JOHANNESBURG, June 12 — A nationwide strike by South Africa’s public-service unions lumbered into its 12th day on Tuesday, shuttering schools, crippling hospitals and hamstringing courts — but not moving President Thabo Mbeki’s government far toward a settlement.
The standoff mirrors South Africa’s political situation, which pits a stoic Mr. Mbeki against left-leaning unions that accuse him of betraying the nation’s vast lower class. The two forces will clash later this year when the dominant political party, the African National Congress, convenes to choose a new president, an act tantamount to selecting South Africa’s next ruler.
The strike so far has inconvenienced millions of South African adults and children girding for midyear exams, but has done little lasting damage. That could change on Wednesday, however, when hundreds of thousands of municipal workers may desert their jobs in sympathy with the strikers.
“They have the responsibility for picking up trash, for keeping the city power going,” said Duncan Innes, an independent labor analyst in Johannesburg. “If they go out, it could be quite disruptive.”
The strike was called by the Congress of South African Trade Unions, or Cosatu, an amalgam of 1.8 million workers, most employed by national, provincial or local governments. The group’s unions had demanded a 12 percent salary increase and other benefits, but lowered their wage demand to a 10 percent increase.
During the talks, the government raised its initial offer of a 6 percent increase to 6.5 percent, although it was expected to make a new offer when negotiations resumed late Wednesday.
The walkout, which the union says includes 700,000 of its members, has been confined largely to teachers, hospital workers and some government functionaries like court orderlies and stenographers. Public schools have been shut since the strike began, and some private schools began closing this week as strikers threatened to picket them. The government has fired thousands of striking nurses, arguing that they violated a constitutional ban on strikes by essential workers, and has deployed army medical workers in public hospitals.
Violence has been limited. But Mr. Mbeki was angered Monday when the general secretary of Cosatu, Zwelinzima Vavi, warned that very soon the strike would turn violent.
Patrick Craven, the spokesman for Cosatu, said in an interview that “the unions are absolutely committed to keeping this strike peaceful, legal and disciplined.” But Mr. Mbeki condemned what he called the unions’ “message of selfish own interest,” and some political and labor analysts said that more violence could erupt if the strike spread to municipal workers.
Nobody disputes that the teachers and nurses who have walked out deserve a raise. A beginning teacher earns about $700 a month, and nurses may earn as little as $500, at a time when food costs are rising 8.6 percent a year.
In some ways, the wage dispute has been overshadowed by the test of political wills between Mr. Mbeki and the unions — a prelude, some say, to the contest for leadership of the African National Congress.
Mr. Mbeki, president of both South Africa and the congress, is legally barred from running again for national president in 2009, but is widely expected to seek a new term as president of the party late this year. The president of the party effectively controls who becomes its nominee for president of South Africa.
Cosatu, which is formally allied with the African National Congress, has remained officially impartial in the leadership struggle.

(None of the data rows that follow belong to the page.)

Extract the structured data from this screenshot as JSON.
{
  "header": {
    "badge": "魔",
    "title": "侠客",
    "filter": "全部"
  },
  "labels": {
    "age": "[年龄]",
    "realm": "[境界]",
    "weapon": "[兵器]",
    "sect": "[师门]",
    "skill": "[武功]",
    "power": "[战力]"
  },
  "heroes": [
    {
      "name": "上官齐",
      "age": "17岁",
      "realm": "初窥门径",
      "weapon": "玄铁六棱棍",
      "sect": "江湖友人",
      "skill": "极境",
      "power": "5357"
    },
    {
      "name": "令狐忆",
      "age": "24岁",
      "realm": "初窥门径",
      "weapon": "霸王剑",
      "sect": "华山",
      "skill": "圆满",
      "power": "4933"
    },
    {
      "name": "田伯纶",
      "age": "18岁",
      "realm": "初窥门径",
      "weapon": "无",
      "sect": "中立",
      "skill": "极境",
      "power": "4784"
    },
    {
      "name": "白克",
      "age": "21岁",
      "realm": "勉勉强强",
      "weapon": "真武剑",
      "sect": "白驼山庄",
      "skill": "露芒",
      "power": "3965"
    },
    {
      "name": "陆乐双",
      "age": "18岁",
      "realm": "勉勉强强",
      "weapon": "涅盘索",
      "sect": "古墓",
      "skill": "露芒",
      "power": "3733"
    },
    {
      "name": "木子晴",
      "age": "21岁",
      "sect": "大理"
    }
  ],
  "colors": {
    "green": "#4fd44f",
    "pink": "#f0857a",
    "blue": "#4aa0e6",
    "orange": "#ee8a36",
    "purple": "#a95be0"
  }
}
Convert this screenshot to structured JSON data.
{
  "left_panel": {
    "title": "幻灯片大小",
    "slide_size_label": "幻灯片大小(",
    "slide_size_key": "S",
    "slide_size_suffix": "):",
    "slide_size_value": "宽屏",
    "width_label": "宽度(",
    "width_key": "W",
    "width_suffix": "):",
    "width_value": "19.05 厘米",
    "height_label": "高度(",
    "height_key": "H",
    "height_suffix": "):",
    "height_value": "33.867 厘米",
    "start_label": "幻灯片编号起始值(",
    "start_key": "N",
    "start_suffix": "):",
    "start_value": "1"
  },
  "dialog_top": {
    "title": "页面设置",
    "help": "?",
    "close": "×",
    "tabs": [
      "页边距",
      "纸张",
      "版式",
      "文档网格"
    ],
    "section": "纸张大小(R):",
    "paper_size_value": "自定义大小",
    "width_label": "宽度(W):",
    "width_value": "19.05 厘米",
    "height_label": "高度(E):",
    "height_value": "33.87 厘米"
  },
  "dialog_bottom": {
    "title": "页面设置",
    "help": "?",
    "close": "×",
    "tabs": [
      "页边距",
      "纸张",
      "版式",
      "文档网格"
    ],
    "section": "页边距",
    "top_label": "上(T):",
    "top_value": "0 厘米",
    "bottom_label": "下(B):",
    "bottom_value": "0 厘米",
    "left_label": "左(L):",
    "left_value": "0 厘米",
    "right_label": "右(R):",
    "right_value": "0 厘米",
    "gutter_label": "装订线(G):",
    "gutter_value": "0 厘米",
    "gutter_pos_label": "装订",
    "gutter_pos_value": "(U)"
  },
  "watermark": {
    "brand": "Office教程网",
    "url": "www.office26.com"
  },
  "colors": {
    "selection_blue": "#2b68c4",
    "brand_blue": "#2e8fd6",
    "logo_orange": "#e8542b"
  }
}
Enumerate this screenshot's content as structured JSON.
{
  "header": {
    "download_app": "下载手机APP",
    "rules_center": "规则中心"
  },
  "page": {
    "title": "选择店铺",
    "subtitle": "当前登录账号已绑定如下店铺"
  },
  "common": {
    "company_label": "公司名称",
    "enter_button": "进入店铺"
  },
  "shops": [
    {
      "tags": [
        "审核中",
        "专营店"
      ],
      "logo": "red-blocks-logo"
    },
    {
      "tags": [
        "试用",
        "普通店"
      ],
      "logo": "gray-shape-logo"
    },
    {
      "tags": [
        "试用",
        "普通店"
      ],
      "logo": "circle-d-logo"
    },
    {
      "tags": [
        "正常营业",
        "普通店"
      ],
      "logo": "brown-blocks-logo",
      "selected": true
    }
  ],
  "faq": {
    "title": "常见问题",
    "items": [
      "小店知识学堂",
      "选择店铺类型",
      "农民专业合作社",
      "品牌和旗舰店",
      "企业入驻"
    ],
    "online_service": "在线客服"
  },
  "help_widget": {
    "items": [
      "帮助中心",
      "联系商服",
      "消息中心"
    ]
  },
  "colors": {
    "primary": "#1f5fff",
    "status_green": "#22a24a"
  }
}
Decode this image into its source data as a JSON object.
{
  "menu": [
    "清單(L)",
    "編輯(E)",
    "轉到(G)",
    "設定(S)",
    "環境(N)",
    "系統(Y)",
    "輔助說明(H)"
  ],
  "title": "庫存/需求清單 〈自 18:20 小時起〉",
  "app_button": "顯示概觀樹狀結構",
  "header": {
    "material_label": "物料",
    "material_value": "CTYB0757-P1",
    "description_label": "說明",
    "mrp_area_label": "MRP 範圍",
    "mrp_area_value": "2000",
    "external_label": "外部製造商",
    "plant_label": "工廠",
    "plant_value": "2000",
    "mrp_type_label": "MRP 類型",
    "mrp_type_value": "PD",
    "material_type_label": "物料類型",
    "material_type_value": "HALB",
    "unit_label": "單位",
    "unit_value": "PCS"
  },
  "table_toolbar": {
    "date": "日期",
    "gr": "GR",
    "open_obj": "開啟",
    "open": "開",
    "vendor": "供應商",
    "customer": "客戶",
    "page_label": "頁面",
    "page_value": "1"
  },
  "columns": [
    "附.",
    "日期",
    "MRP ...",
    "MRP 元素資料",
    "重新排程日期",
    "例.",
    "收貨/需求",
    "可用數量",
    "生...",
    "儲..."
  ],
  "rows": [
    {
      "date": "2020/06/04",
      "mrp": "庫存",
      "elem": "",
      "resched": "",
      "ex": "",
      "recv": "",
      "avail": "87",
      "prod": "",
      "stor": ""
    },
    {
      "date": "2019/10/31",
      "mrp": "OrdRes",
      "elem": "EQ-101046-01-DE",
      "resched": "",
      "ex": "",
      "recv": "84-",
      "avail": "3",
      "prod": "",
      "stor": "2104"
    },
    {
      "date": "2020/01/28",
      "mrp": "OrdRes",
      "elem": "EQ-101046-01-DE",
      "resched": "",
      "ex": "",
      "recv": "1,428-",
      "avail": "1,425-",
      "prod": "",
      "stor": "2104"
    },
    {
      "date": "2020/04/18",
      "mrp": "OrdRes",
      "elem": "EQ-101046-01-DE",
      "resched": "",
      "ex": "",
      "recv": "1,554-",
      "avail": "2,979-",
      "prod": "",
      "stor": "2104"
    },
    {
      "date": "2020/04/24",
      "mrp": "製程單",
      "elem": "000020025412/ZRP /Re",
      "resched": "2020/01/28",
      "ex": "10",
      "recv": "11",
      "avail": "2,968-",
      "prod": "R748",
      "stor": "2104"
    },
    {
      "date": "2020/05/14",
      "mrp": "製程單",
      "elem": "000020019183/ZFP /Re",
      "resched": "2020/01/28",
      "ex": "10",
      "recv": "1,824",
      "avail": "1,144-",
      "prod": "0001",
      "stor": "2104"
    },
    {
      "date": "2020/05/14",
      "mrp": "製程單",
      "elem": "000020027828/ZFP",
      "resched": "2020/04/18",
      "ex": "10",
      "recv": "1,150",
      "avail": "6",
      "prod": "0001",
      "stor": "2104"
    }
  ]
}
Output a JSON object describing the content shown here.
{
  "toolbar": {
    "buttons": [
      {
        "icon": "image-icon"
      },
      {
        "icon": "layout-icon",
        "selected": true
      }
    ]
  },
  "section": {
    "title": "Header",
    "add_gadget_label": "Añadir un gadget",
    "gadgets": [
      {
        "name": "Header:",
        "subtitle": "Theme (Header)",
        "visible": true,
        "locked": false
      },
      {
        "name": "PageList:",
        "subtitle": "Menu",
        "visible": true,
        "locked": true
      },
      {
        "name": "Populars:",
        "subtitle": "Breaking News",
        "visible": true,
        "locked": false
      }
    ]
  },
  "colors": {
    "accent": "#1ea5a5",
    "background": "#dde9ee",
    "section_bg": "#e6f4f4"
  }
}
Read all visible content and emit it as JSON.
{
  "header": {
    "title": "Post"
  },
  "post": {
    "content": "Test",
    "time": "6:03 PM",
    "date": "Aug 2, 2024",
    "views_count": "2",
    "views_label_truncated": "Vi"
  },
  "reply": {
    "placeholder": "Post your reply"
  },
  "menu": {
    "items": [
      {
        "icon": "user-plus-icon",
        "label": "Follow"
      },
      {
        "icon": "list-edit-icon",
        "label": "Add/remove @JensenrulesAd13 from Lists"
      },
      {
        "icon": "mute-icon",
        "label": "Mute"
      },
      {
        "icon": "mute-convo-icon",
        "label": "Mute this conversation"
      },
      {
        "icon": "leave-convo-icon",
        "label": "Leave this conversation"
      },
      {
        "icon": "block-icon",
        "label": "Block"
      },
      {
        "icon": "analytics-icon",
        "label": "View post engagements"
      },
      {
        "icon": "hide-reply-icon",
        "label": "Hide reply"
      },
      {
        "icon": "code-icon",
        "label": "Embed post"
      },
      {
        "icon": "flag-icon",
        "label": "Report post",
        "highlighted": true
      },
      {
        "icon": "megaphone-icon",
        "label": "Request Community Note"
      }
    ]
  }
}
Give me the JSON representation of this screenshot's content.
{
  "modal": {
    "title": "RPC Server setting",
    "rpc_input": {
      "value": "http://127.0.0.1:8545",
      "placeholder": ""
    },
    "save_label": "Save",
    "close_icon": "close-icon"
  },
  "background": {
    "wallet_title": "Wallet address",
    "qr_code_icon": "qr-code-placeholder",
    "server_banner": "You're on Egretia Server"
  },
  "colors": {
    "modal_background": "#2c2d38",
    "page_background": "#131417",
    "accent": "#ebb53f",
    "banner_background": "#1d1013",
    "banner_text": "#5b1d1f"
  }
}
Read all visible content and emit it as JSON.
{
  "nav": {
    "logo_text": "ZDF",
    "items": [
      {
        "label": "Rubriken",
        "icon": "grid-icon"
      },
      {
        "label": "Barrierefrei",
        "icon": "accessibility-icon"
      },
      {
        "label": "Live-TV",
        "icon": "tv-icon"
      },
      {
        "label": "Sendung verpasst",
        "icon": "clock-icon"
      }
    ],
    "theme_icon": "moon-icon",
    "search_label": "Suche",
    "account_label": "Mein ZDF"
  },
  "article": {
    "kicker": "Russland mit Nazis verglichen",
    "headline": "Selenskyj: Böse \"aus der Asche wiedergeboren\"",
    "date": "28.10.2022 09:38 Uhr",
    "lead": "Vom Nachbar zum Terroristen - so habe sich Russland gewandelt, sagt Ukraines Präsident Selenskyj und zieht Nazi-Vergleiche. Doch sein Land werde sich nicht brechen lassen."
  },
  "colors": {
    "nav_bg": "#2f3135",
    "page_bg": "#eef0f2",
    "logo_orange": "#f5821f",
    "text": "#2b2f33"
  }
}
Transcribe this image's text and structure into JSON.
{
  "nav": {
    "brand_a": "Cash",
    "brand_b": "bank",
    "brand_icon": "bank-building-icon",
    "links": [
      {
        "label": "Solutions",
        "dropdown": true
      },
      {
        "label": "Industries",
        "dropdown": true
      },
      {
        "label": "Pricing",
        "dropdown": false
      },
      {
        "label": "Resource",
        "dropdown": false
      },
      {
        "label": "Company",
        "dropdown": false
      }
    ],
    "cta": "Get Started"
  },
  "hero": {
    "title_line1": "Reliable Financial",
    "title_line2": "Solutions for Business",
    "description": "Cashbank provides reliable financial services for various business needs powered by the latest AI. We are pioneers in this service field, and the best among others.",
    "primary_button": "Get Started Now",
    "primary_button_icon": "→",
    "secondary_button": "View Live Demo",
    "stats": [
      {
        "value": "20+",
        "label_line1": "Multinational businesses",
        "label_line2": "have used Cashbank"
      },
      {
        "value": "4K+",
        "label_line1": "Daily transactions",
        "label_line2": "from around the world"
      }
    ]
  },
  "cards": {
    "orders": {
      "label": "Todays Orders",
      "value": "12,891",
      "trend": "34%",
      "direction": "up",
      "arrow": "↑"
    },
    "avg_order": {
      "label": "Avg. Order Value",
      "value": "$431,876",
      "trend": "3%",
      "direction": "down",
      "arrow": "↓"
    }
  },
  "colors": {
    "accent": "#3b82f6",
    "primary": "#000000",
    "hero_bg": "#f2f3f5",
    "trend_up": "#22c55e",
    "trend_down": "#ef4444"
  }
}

But unofficially, the group has vigorously backed Mr. Mbeki’s populist rival, Jacob Zuma.
Experts say the strike could become more serious if it spreads beyond public workers to private industries vital to the national economy. But, so far, that seems unlikely; the major union representing miners, for example, said this week that it would not join the walkout.
For now, at least, that leaves members of the public sector, whose ability to bring South Africa to a standstill appears limited.